- Italian anti-fascist Ada Buffulini
- Born: 28 September 1912 Trieste, Italy
- Died: 3 July 1991 (aged 78)
- Occupation: Doctor
- Known for: Anti-Fascist campaigner

= Ada Buffulini =

Italian anti-fascist

Ada Buffulini (28 September 1912 – 3 July 1991) was an Italian medical doctor and anti-Fascist campaigner, who led the resistance movement at Bolzano Transit Camp during the Second World War.

==Personal life==
Buffulini was born in 1912 in Trieste, Italy. Aged 18, she moved to Milan to study medicine. She graduated in 1936. She met her husband Carlo Pierino at Bolzano Transit Camp, as they had both been deported there.

==Campaigning==
Buffulini joined the Italian Socialist Party after the September 1943 Air raid on Frascati. She moved underground in Milan in November.

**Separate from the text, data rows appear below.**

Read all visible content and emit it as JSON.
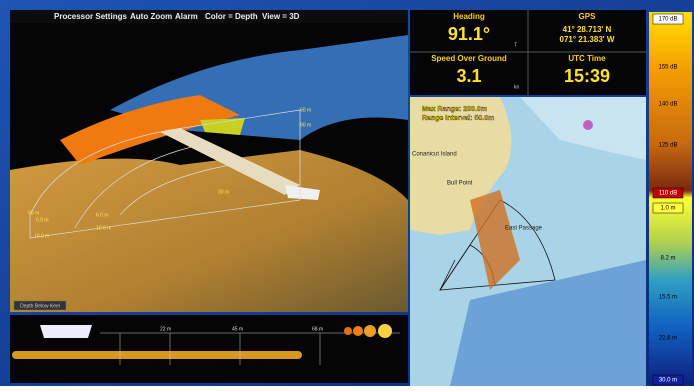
{
  "toolbar": {
    "items": [
      "Processor Settings",
      "Auto Zoom",
      "Alarm",
      "Color = Depth",
      "View = 3D"
    ]
  },
  "instruments": [
    {
      "label": "Heading",
      "value": "91.1°",
      "unit": "T"
    },
    {
      "label": "GPS",
      "lines": [
        "41° 28.713' N",
        "071° 21.383' W"
      ]
    },
    {
      "label": "Speed Over Ground",
      "value": "3.1",
      "unit": "kn"
    },
    {
      "label": "UTC Time",
      "value": "15:39"
    }
  ],
  "view3d": {
    "labels": [
      "90 m",
      "6.0 m",
      "10.0 m",
      "6.0 m",
      "10.0 m",
      "30 m",
      "60 m",
      "90 m"
    ],
    "button": "Depth Below Keel"
  },
  "map": {
    "range": "Max Range: 200.0m",
    "interval": "Range Interval: 50.0m",
    "places": [
      "Conanicut Island",
      "Bull Point",
      "East Passage"
    ]
  },
  "strip": {
    "ticks": [
      "22 m",
      "45 m",
      "68 m"
    ]
  },
  "color_scale": {
    "db": [
      "170 dB",
      "155 dB",
      "140 dB",
      "125 dB",
      "110 dB"
    ],
    "depth": [
      "1.0 m",
      "8.2 m",
      "15.5 m",
      "22.8 m",
      "30.0 m"
    ]
  }
}
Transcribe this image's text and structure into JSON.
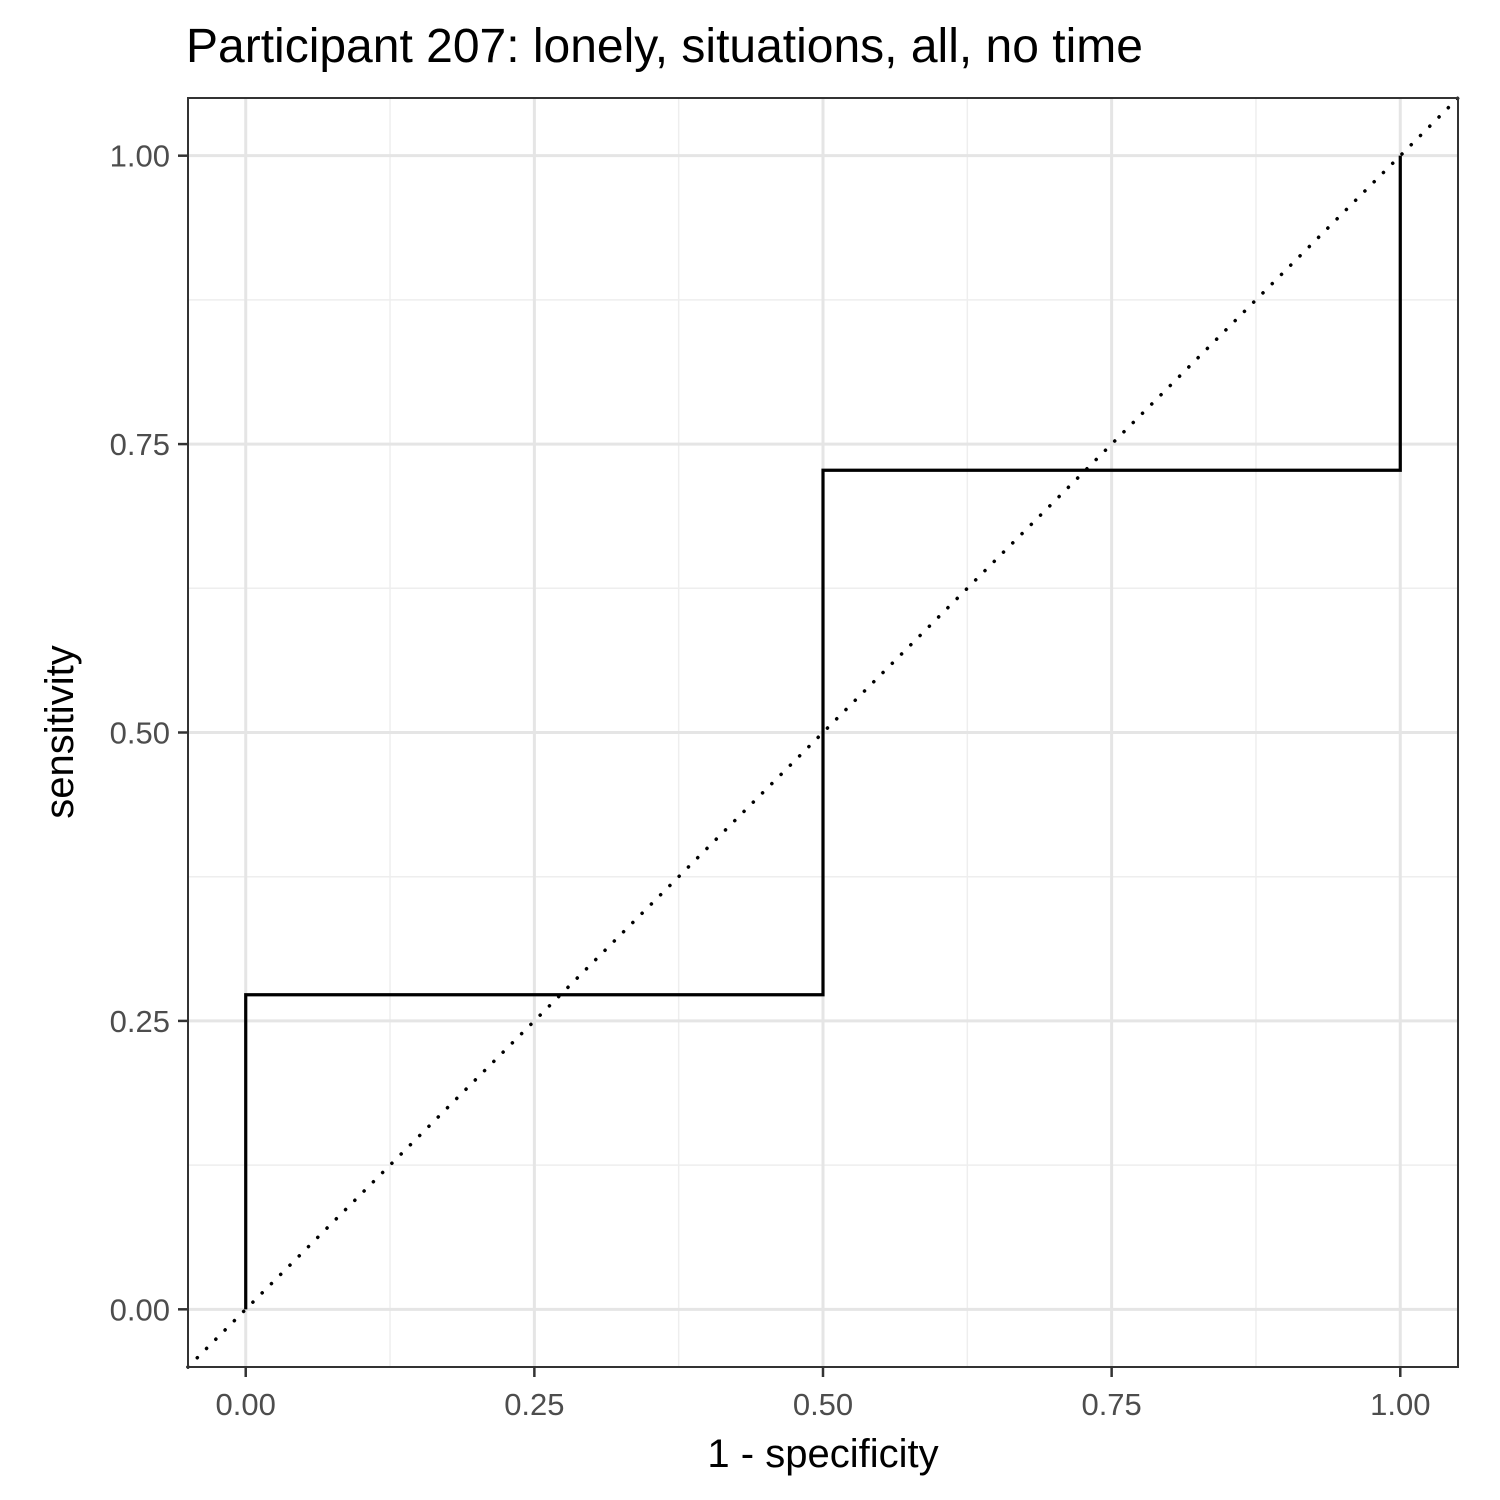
{
  "chart_data": {
    "type": "line",
    "title": "Participant 207: lonely, situations, all, no time",
    "xlabel": "1 - specificity",
    "ylabel": "sensitivity",
    "xlim": [
      -0.05,
      1.05
    ],
    "ylim": [
      -0.05,
      1.05
    ],
    "x_ticks": [
      0.0,
      0.25,
      0.5,
      0.75,
      1.0
    ],
    "x_tick_labels": [
      "0.00",
      "0.25",
      "0.50",
      "0.75",
      "1.00"
    ],
    "y_ticks": [
      0.0,
      0.25,
      0.5,
      0.75,
      1.0
    ],
    "y_tick_labels": [
      "0.00",
      "0.25",
      "0.50",
      "0.75",
      "1.00"
    ],
    "grid": true,
    "series": [
      {
        "name": "ROC curve",
        "style": "solid",
        "x": [
          0.0,
          0.0,
          0.5,
          0.5,
          1.0,
          1.0
        ],
        "y": [
          0.0,
          0.2727,
          0.2727,
          0.7273,
          0.7273,
          1.0
        ]
      },
      {
        "name": "reference diagonal",
        "style": "dotted",
        "x": [
          -0.05,
          1.05
        ],
        "y": [
          -0.05,
          1.05
        ]
      }
    ],
    "colors": {
      "line": "#000000",
      "grid": "#e5e5e5",
      "border": "#333333"
    }
  }
}
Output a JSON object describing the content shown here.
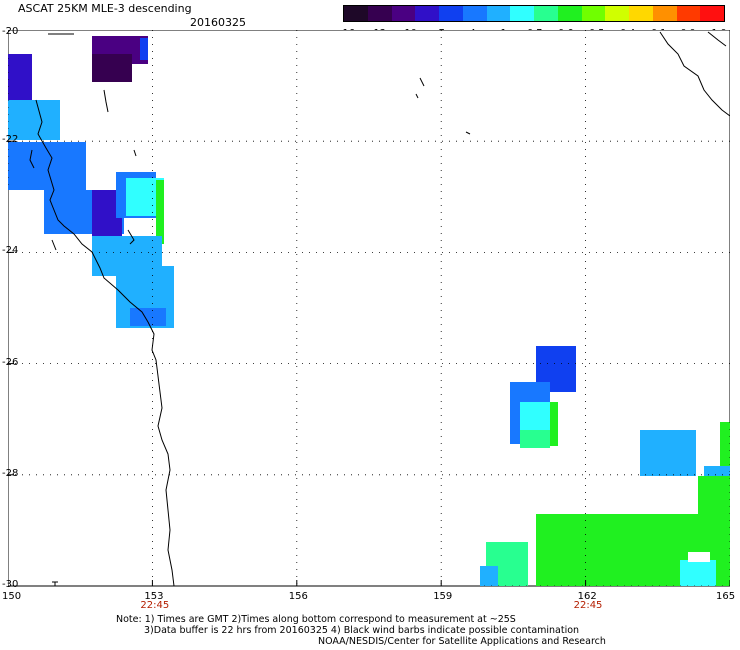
{
  "title": "ASCAT 25KM MLE-3 descending",
  "date": "20160325",
  "colorbar": {
    "labels": [
      "-16",
      "-13",
      "-10",
      "-7",
      "-4",
      "-1",
      "-0.7",
      "-0.6",
      "-0.5",
      "-0.4",
      "-0.1",
      "0.0",
      "1.0"
    ],
    "colors": [
      "#1e0828",
      "#360050",
      "#4a0082",
      "#3010c8",
      "#1040f0",
      "#1878ff",
      "#20b0ff",
      "#30ffff",
      "#28ff90",
      "#20f020",
      "#70ff00",
      "#d0ff00",
      "#ffd800",
      "#ff9000",
      "#ff3a00",
      "#ff1010"
    ]
  },
  "map": {
    "lon_range": [
      150,
      165
    ],
    "lat_range": [
      -20,
      -30
    ],
    "lon_ticks": [
      "150",
      "153",
      "156",
      "159",
      "162",
      "165"
    ],
    "lat_ticks": [
      "-20",
      "-22",
      "-24",
      "-26",
      "-28",
      "-30"
    ],
    "pass_times": [
      {
        "lon": 153,
        "label": "22:45"
      },
      {
        "lon": 162,
        "label": "22:45"
      }
    ]
  },
  "notes": {
    "line1": "Note: 1) Times are GMT 2)Times along bottom correspond to measurement at ~25S",
    "line2": "3)Data buffer is 22 hrs from 20160325 4) Black wind barbs indicate possible contamination",
    "line3": "NOAA/NESDIS/Center for Satellite Applications and Research"
  }
}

On 4 July 1944, Buffulini was arrested in Milan. She was at the house of Maria Arata, attending an Italian Socialist Party meeting. The whole group were taken to San Vittore Prison, where Buffulini was held for two months. She was then deported to Bolzano Transit Camp, where she worked as a doctor in the Lager infirmary. Buffulini led the resistance movement at Bolzano, and kept in communication with Lelio Basso. At Bolzano, she also met Communist leader Carlo Venegoni. In February 1945, the SS locked Buffulini up in the cells.

In 2008, a road in Bolzano was dedicated to Buffulini on the 63rd anniversary of the liberation of the Bolzano camp.